L’Assemblée adopte le projet de loi France Télécom

L’Assemblée nationale a adopté vendredi, en première lecture, le projet de réforme de France Télécom, qui autorise l’Etat à détenir moins de 50% du capital de l’opérateur public historique et met fin à son monopole sur l’ensemble des missions de service public.

Le projet de loi a été voté par la majorité (UMP et UDF), la gauche (PS et PCF), qui n’y voit qu’un prétexte à privatiser l’opérateur public, se prononçant contre. Il doit maintenant être examiné le 16 décembre en deuxième lecture en Sénat, où il a déjà été adopté en première lecture en octobre.

Le texte adopté vendredi ne diffère guère de la version du Sénat, les députés ayant renoncé aux principales modifications envisagées, notamment sur l’homologation des tarifs.

Les trois grands volets du projet prévoient d’abord la transposition d’une directive européenne sur l’ouverture à la concurrence du service universel des télécoms: téléphonie fixe à un prix abordable, annuaire et service de renseignement, cabines téléphoniques publiques.

A la demande du gouvernement, la majorité a rejeté un amendement visant à imposer aux fournisseurs d’un service universel l’accès gratuit pour les services d’urgence à l’annuaire inversé, afin de pouvoir localiser les appels.

Bien que « d’accord avec l’objectif » poursuivi, Francis Mer (Economie) a déclaré qu’il « pénaliserait les opérateurs qui acceptent d’exercer les missions du service universel ». M. Mer s’est « engagé » à traiter la question « avant l’été prochain » dans le cadre du prochain projet de loi d’habilitation autorisant le gouvernement à transposer par ordonnances les directives européennes du « paquet télécom ».

L’Assemblée n’est par ailleurs pas revenue sur l’abolition du monopole de TDF pour la diffusion et la transmission des programmes de Radio France, France Télévision, RFO, RFI et Arte, introduite dans le texte par le Sénat.

Les députés ont également adopté sans modification majeure les deux autres volets du texte.
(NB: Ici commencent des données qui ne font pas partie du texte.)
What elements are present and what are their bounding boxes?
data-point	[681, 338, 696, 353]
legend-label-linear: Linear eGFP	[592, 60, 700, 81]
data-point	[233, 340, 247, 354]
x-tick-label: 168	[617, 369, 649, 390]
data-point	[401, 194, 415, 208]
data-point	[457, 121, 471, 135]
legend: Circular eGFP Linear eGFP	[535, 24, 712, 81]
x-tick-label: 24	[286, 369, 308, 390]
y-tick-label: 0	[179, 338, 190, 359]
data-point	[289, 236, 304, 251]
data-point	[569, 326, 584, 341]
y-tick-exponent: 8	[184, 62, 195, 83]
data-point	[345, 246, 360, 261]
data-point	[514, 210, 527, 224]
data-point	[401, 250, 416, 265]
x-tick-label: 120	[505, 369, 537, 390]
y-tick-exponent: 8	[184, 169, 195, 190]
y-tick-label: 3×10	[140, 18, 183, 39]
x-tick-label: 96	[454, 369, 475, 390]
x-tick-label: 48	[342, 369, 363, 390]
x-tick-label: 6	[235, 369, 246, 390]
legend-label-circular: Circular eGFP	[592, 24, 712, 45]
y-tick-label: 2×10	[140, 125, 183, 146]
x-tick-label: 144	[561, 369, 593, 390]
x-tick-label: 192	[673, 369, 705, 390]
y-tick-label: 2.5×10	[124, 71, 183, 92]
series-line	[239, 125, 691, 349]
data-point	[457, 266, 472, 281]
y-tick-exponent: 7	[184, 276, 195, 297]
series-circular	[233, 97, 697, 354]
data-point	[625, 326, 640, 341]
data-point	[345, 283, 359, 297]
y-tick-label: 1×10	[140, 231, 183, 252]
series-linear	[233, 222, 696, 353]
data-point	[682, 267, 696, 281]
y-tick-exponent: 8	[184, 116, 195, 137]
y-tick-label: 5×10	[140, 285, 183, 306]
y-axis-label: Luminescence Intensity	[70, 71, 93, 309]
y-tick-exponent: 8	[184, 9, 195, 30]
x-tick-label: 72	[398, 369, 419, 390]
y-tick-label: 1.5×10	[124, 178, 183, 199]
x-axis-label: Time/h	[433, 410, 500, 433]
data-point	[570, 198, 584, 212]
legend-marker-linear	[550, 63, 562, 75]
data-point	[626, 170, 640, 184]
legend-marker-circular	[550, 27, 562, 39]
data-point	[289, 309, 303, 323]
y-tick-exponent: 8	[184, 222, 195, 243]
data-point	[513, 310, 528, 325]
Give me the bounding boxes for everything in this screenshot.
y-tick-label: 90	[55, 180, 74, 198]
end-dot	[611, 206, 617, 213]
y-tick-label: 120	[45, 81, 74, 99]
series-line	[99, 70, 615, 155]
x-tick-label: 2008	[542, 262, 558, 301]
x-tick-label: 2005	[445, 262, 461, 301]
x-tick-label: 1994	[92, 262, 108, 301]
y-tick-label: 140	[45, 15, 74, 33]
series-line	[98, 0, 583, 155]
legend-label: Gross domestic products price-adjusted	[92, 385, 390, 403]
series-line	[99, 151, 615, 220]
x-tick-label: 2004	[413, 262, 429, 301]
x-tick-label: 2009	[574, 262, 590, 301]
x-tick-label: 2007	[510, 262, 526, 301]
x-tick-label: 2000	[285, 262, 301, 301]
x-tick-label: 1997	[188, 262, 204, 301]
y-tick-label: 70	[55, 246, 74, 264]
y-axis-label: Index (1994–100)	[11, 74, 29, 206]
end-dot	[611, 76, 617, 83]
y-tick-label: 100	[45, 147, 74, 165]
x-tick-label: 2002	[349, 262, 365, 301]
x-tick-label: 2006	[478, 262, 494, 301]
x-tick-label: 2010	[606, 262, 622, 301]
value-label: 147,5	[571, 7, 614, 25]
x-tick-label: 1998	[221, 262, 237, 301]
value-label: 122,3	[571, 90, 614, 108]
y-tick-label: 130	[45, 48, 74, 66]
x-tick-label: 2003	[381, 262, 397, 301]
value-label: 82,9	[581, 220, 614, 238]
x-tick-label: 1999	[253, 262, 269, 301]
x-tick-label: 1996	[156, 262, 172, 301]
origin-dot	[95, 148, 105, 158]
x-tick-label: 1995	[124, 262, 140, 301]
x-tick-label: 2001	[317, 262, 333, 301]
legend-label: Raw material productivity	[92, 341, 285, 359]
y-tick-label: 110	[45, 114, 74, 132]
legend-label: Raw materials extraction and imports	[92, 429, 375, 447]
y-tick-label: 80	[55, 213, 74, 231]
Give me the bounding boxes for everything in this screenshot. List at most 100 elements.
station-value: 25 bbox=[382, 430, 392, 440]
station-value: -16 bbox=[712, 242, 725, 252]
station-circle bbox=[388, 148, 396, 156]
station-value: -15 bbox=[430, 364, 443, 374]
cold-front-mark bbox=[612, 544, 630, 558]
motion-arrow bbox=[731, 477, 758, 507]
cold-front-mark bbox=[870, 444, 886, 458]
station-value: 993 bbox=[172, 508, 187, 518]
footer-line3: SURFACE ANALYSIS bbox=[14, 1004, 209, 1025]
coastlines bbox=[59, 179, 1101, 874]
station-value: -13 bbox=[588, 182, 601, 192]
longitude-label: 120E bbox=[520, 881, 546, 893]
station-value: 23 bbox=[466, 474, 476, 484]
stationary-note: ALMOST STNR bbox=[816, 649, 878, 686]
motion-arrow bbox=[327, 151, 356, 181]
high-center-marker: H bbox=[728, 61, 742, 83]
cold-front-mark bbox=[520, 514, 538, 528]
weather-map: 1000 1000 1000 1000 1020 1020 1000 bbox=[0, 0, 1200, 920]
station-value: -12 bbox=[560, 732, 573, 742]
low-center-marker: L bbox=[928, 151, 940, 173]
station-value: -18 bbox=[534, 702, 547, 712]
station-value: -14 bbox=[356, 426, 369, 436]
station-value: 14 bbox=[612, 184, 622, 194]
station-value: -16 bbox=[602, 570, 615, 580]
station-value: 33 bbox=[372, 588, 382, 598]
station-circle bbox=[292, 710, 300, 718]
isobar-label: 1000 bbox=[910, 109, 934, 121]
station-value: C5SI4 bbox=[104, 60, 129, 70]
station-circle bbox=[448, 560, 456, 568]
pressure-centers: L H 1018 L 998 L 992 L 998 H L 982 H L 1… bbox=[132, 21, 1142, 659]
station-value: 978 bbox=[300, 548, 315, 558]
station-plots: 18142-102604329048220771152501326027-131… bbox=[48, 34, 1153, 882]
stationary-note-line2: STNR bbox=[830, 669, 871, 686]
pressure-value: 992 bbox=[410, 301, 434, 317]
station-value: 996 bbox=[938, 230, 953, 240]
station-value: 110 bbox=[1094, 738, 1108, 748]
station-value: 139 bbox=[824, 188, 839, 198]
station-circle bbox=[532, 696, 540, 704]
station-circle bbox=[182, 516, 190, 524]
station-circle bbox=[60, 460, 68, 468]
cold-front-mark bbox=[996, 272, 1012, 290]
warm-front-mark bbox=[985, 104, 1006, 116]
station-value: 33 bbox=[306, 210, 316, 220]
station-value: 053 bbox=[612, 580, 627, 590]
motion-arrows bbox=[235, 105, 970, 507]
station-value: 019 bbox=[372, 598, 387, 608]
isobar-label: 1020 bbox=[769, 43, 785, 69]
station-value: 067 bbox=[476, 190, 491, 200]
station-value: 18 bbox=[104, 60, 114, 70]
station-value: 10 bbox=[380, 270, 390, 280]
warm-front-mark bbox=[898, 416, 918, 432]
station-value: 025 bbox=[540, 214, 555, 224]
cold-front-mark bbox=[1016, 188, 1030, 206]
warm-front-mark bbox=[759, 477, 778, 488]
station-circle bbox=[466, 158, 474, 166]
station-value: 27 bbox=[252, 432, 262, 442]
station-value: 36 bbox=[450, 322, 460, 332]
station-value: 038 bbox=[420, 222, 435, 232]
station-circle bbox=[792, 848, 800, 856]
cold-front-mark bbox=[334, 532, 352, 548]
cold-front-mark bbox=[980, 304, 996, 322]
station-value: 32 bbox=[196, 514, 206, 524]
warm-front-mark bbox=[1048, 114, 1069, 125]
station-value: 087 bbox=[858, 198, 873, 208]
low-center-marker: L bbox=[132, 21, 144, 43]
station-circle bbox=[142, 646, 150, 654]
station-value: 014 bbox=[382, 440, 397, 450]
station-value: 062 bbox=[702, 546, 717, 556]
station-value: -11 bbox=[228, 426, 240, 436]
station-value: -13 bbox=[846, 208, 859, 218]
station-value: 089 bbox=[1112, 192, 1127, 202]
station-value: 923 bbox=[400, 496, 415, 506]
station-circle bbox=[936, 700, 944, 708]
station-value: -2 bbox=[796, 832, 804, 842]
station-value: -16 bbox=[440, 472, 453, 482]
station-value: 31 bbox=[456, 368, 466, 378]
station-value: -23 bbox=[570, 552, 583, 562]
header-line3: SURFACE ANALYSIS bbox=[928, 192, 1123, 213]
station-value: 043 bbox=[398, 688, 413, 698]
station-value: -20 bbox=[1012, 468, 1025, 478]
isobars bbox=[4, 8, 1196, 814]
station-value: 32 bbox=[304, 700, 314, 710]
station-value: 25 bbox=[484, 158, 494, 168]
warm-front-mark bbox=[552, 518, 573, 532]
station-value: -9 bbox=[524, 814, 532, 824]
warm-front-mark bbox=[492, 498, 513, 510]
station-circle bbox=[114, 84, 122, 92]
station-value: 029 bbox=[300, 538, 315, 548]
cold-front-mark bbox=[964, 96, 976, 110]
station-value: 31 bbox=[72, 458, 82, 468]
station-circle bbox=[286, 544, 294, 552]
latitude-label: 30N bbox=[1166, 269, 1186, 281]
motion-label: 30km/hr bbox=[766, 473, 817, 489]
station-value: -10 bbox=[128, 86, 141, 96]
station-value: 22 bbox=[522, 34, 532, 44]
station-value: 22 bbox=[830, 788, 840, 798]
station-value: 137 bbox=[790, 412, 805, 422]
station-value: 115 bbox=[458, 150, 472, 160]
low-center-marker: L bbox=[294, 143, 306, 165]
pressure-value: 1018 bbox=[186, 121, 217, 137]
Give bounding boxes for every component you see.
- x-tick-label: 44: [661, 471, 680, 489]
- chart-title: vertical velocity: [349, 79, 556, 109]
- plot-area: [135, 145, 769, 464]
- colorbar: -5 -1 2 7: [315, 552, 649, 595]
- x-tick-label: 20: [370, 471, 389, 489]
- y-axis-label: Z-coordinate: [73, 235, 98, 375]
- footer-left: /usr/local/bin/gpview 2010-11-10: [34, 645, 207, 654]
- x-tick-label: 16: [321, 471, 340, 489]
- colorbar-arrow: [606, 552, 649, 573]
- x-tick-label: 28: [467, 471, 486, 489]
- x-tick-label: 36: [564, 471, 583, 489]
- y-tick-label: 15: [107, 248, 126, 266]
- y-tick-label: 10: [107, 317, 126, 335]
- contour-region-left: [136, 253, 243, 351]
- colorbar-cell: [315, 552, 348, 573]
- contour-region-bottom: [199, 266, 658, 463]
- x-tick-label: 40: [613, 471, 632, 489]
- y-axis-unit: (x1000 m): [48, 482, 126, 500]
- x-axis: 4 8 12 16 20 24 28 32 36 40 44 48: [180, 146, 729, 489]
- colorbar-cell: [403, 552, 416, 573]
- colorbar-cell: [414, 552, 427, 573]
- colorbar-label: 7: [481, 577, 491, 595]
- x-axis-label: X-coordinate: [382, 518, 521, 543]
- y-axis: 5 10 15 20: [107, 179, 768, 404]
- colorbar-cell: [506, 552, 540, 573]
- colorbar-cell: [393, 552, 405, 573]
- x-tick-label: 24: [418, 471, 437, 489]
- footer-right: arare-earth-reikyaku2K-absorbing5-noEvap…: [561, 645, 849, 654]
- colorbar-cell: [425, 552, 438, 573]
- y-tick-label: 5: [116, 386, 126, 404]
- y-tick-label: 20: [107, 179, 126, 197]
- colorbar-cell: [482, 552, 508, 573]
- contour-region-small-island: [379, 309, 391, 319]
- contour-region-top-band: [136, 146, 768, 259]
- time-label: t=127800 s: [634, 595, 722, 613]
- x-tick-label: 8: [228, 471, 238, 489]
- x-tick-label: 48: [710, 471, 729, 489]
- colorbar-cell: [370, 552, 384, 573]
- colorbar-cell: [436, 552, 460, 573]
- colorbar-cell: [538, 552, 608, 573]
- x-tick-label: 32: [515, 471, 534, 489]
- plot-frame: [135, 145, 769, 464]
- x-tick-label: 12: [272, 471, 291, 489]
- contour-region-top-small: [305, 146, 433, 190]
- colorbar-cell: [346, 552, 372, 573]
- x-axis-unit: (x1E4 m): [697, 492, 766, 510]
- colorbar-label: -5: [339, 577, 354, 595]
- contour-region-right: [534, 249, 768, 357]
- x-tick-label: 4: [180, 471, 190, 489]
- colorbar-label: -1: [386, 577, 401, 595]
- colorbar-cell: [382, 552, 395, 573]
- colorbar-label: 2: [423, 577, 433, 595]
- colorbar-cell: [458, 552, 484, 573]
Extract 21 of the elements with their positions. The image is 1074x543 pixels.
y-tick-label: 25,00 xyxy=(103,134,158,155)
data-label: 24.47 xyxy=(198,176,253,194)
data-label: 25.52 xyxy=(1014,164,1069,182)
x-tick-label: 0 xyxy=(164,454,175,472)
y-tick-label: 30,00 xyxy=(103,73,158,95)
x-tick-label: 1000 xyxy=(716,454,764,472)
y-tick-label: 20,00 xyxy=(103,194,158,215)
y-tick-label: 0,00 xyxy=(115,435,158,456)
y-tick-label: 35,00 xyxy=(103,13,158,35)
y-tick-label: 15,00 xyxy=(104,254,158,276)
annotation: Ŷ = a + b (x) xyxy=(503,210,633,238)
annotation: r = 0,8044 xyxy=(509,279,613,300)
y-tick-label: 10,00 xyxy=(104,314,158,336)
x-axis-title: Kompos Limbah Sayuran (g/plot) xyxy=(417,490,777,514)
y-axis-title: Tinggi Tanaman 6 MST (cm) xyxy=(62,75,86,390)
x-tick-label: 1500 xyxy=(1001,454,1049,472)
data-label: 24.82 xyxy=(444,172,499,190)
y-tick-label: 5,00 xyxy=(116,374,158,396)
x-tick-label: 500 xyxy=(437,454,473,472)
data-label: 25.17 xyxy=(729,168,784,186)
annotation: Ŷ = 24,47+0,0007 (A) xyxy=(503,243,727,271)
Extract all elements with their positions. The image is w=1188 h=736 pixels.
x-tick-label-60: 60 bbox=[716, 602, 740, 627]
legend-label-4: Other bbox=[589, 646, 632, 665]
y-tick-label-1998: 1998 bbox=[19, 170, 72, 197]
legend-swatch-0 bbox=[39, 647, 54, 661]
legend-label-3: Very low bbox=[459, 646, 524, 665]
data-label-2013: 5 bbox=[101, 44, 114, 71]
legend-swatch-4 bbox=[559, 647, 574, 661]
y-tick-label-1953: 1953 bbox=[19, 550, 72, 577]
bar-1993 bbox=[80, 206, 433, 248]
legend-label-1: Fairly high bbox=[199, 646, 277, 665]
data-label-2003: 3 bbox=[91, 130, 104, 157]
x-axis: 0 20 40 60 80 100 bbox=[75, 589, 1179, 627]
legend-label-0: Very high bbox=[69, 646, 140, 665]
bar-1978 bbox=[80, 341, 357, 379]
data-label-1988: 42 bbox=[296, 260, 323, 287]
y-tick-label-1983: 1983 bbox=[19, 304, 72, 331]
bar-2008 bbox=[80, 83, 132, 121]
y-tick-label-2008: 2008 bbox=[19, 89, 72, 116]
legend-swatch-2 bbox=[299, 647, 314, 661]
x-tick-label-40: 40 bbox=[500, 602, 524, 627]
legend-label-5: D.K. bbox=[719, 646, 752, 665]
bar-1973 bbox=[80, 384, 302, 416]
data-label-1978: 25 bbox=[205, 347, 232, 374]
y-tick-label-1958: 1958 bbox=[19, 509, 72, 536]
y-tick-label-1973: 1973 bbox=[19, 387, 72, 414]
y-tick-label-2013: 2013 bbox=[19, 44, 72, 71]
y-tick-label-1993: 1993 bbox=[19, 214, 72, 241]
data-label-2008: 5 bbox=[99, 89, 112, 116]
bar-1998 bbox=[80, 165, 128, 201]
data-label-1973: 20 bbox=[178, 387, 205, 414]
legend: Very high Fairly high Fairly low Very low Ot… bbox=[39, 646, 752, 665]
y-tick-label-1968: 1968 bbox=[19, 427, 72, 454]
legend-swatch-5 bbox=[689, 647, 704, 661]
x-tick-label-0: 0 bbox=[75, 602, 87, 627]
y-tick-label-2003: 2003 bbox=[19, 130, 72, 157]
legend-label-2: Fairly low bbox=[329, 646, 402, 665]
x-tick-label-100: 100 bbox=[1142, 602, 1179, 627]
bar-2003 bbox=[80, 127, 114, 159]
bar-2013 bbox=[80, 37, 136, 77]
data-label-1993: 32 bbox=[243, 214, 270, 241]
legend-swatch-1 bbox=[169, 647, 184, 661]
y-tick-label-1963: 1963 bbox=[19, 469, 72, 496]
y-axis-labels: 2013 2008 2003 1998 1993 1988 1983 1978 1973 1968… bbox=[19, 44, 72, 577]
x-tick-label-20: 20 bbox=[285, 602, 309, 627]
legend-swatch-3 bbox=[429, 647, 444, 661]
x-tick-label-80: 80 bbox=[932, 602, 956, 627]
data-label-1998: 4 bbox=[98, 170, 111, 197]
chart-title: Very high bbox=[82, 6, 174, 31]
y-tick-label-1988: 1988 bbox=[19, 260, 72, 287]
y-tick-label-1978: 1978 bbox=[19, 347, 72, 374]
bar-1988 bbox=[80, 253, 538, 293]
Le premier autorise l’Etat, actuellement détenteur de 54% du capital de France Télécom, à descendre sous la barre des 50%. Cette disposition a été la plus décriée par l’opposition, socialistes et communistes accusant le gouvernement de préparer une « privatisation totale » de l’opérateur historique.

Le second prévoit que les 106.000 fonctionnaires restants de France Télécom pourront, « sur leur demande », être détachés puis intégrés dans la fonction publique.

Les députés ont en revanche renoncé à libéraliser les tarifs de France Télécom, la majorité retirant un amendement qui soumettait les tarifs de l’opérateur public à un contrôle a posteriori de l’ART (Autorité de régulation des télécommunications) au lieu d’un contrôle a priori.

Le président de la commission des Affaires économiques Patrick Ollier (UMP) a accusé l’ART de « perturber la concurrence », en laissant France Télécom pratiquer des prix trop élevés dans des secteurs où elle est en situation de monopole, et de l’empêcher de baisser ses prix dans les secteurs concurrentiels.

M. Mer a souhaité reporter l’examen de ce dispositif « au débat sur le projet de loi sur la confiance dans l’économie numérique », début janvier, en assurant que « le gouvernement le soutiendra avec les compléments nécessaires » pour éviter des « comportements prédateurs de l’opérateur dominant ».

La majorité a également renoncé à établir une séparation comptable et gestionnaire entre le secteur réseau et les activités d’offre de services de France Télécom, le ministre s’étant opposé au « démembrement » de l’entreprise.